Please familarize yourself with the following excerpt on plagiarism and collusion from the student handbook
By ticking the submission declaration box in Moodle you are agreeing to the following declaration:
Declaration: I am aware of the UCL Statistical Science Department’s regulations on plagiarism for assessed coursework. I have read the guidelines in the student handbook and understand what constitutes plagiarism. I hereby affirm that the work I am submitting for this in-course assessment is entirely my own.
Please do not write your name anywhere on the submission. Please include only your student number as the proxy identifier.
Let \(X_1, X_2, \ldots\) be iid exponential random variables with unknown rate \(\lambda>0\). Suppose we only get to keep track of whether \(X_i\) is in the unit interval or not; that is, we observe the random variables \(Y_i = \mathbf{1}[ 0 \leq X_i \leq 1]\).
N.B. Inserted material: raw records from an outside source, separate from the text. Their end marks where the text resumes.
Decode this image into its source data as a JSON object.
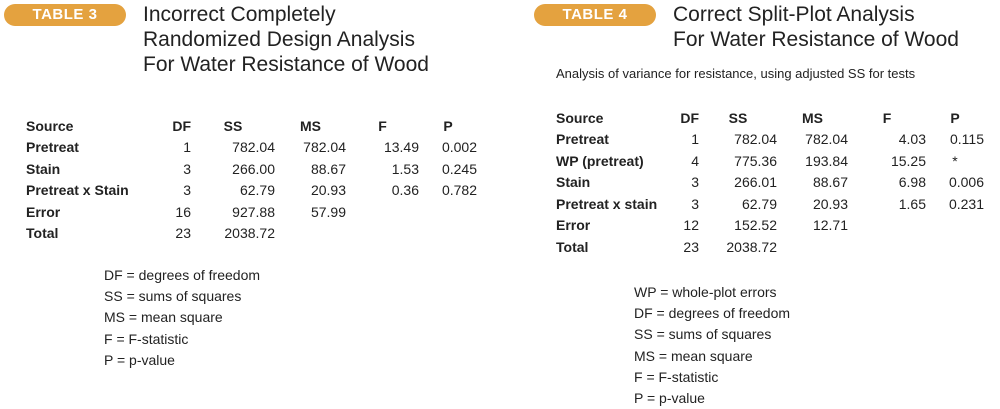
{
  "colors": {
    "badge": "#e4a23f",
    "text": "#222222",
    "background": "#ffffff"
  },
  "table3": {
    "badge": "TABLE 3",
    "title_lines": [
      "Incorrect Completely",
      "Randomized Design Analysis",
      "For Water Resistance of Wood"
    ],
    "columns": [
      "Source",
      "DF",
      "SS",
      "MS",
      "F",
      "P"
    ],
    "rows": [
      [
        "Pretreat",
        "1",
        "782.04",
        "782.04",
        "13.49",
        "0.002"
      ],
      [
        "Stain",
        "3",
        "266.00",
        "88.67",
        "1.53",
        "0.245"
      ],
      [
        "Pretreat x Stain",
        "3",
        "62.79",
        "20.93",
        "0.36",
        "0.782"
      ],
      [
        "Error",
        "16",
        "927.88",
        "57.99",
        "",
        ""
      ],
      [
        "Total",
        "23",
        "2038.72",
        "",
        "",
        ""
      ]
    ],
    "legend": [
      "DF = degrees of freedom",
      "SS = sums of squares",
      "MS = mean square",
      "F = F-statistic",
      "P = p-value"
    ]
  },
  "table4": {
    "badge": "TABLE 4",
    "title_lines": [
      "Correct Split-Plot Analysis",
      "For Water Resistance of Wood"
    ],
    "subtitle": "Analysis of variance for resistance, using adjusted SS for tests",
    "columns": [
      "Source",
      "DF",
      "SS",
      "MS",
      "F",
      "P"
    ],
    "rows": [
      [
        "Pretreat",
        "1",
        "782.04",
        "782.04",
        "4.03",
        "0.115"
      ],
      [
        "WP (pretreat)",
        "4",
        "775.36",
        "193.84",
        "15.25",
        "*"
      ],
      [
        "Stain",
        "3",
        "266.01",
        "88.67",
        "6.98",
        "0.006"
      ],
      [
        "Pretreat x stain",
        "3",
        "62.79",
        "20.93",
        "1.65",
        "0.231"
      ],
      [
        "Error",
        "12",
        "152.52",
        "12.71",
        "",
        ""
      ],
      [
        "Total",
        "23",
        "2038.72",
        "",
        "",
        ""
      ]
    ],
    "legend": [
      "WP = whole-plot errors",
      "DF = degrees of freedom",
      "SS = sums of squares",
      "MS = mean square",
      "F = F-statistic",
      "P = p-value"
    ]
  }
}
Find a reasonable estimator for \(\lambda\) and provide justification that your estimator is good.
Demonstrate by simulations that if three points are sampled independently and uniformly at random inside a disc of radius \(1\), then the expected area of the corresponding triangle is \(35/48\pi\).
Suppose \(X\) is irreducible and aperiodic finite state Markov chain on a state space \(S\), containing the states \(a,b\) and \(c\). Consider the associated sums given by \[T_n:= \frac{1}{n+1} \sum_{k=0} ^n \mathbf{I}[X_{i+2} =c, X_{i+1}=b =, X_{i} =a].\] Guess the limit for \(T_n\) as \(n\to \infty\). Provide evidence (not necessarily a proof) for your guess. [5 points]
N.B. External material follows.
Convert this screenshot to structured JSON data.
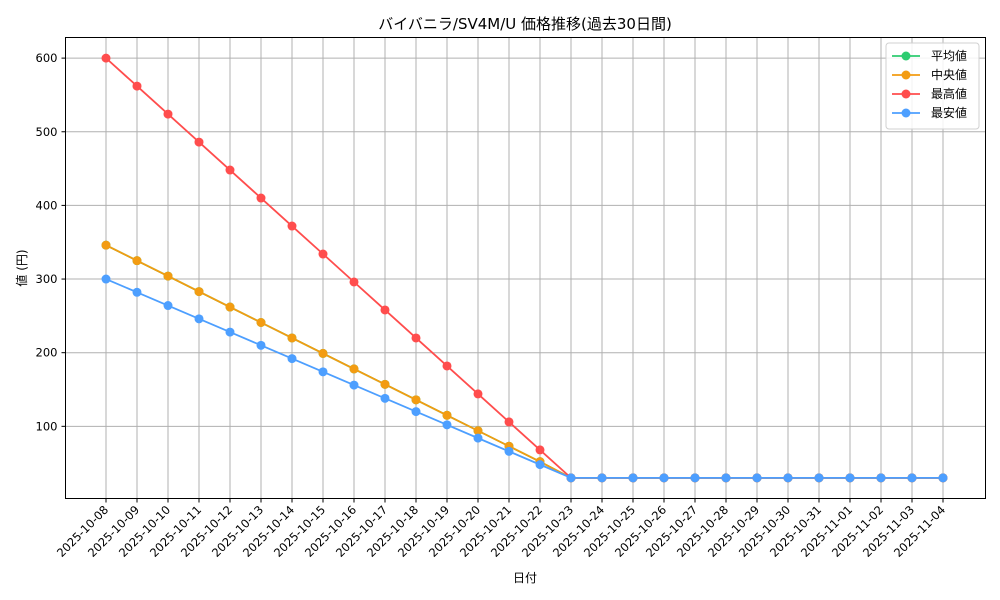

Demonstrate your guess, via simulations, using the Markov chain with transition matrix \[ \begin{equation*} P = \begin{pmatrix} 2/6 & 3/6 & 1/6 \\ 1/4 & 1/4 & 1/2 \\ 1/8 & 1/4 & 5/8 \end{pmatrix}. \end{equation*} \] [5 points]
Consider the point process on the unit interval \([0,1]\) that is a sampled by placing \(N=10\) points independently and uniformly on the interval. Let \(X\) and \(Y\) be the number of points on the two disjoint halves of the interval.
We have that \(p:=\mathbb{E}Y_i = 1- e^{-\lambda}\); thus \(\lambda = -\log(1-p)\). Note that the \(Y_i\) are an iid sequence of Bernoulli random variables with parameter \(p\), and the law of large numbers gives that their sample average converges to \(p\), which can be used to give an estimate for \(\lambda\).
We modify the code from the random triangles worksheet and our code on sampling on a disc.
To sample on a disc we have:
point <- function(){
z=2
while(length(z)==1){
x = 2*runif(1) -1
y = 2*runif(1) -1
if (x^2 + y^2 <1) { z<-c(x,y)}
}
z
}
We compute the area of a random sample using the determinant formulation
area <-function(){
p1 = point()
p2 = point()
p3 = point()
M = matrix( c( c(p1,1), c(p2,1),c(p3,1)), nrow=3)
A = 0.5*abs(det(M))
A
}
Then of course we replicate:
x = replicate(5000, area())
abs(mean(x) - (35 /(48 * pi)) )
## [1] 0.004330415
From our previous experience and convergence theorems, without loss of generality, we consider the chain started from stationarity. Let \(\pi\) be the stationary distribtion. Taking the expectation we obtain \[\mathbb{E}T_n = \mathbb{P}(X_2=c,X_1=b, X_0=a ) = \pi_a p_{ab}p_{bc}.\] Thus our experience with the law of large numbers for Markov chains suggest this is the limit.
With the given chain, we can simulate it in R, with the code from the course notes, and compute this average over a sample, and compare. We will start than chain at state \(1\), and take \(a=1\), \(b=2\), and \(c=3\).
P <- matrix(c(2/6, 3/6, 1/6, 1/4, 1/4,1/2, 1/8, 1/4, 5/8), nrow =3)
P <- t(P)
P
## [,1] [,2] [,3]
## [1,] 0.3333333 0.50 0.1666667
## [2,] 0.2500000 0.25 0.5000000
## [3,] 0.1250000 0.25 0.6250000
tP = t(P)
E = eigen(tP)
EE = E$vectors[,1]
F= EE /sum(EE)
F # stationary distribution
## [1] 0.2054795 0.3013699 0.4931507
F[1]
## [1] 0.2054795
step <- function(i){
q = P[i,]
x=-1
u = runif(1)
j=0
cumq = cumsum(q)
while(x==-1){
j<-j+1
if(u <= cumq[j]){x <-j}
}
x
}
steps <- function(n){
x = 1
for (i in 1:n){
x <- c(x, step(x[i]))
}
x
}
mc=steps(10000) # sample path of alot of steps
L = length(mc)
L
## [1] 10001
onetwothree=0
for(i in 1:(L-2)){
if (mc[i]==1 && mc[i+1]==2 && mc[i+2]==3 ){
onetwothree <- onetwothree +1
}
}
Tn = onetwothree/L
Tn
## [1] 0.05339466
abs( Tn - ( F[1] * (3/6) * (1/2) ) )
## [1] 0.002024798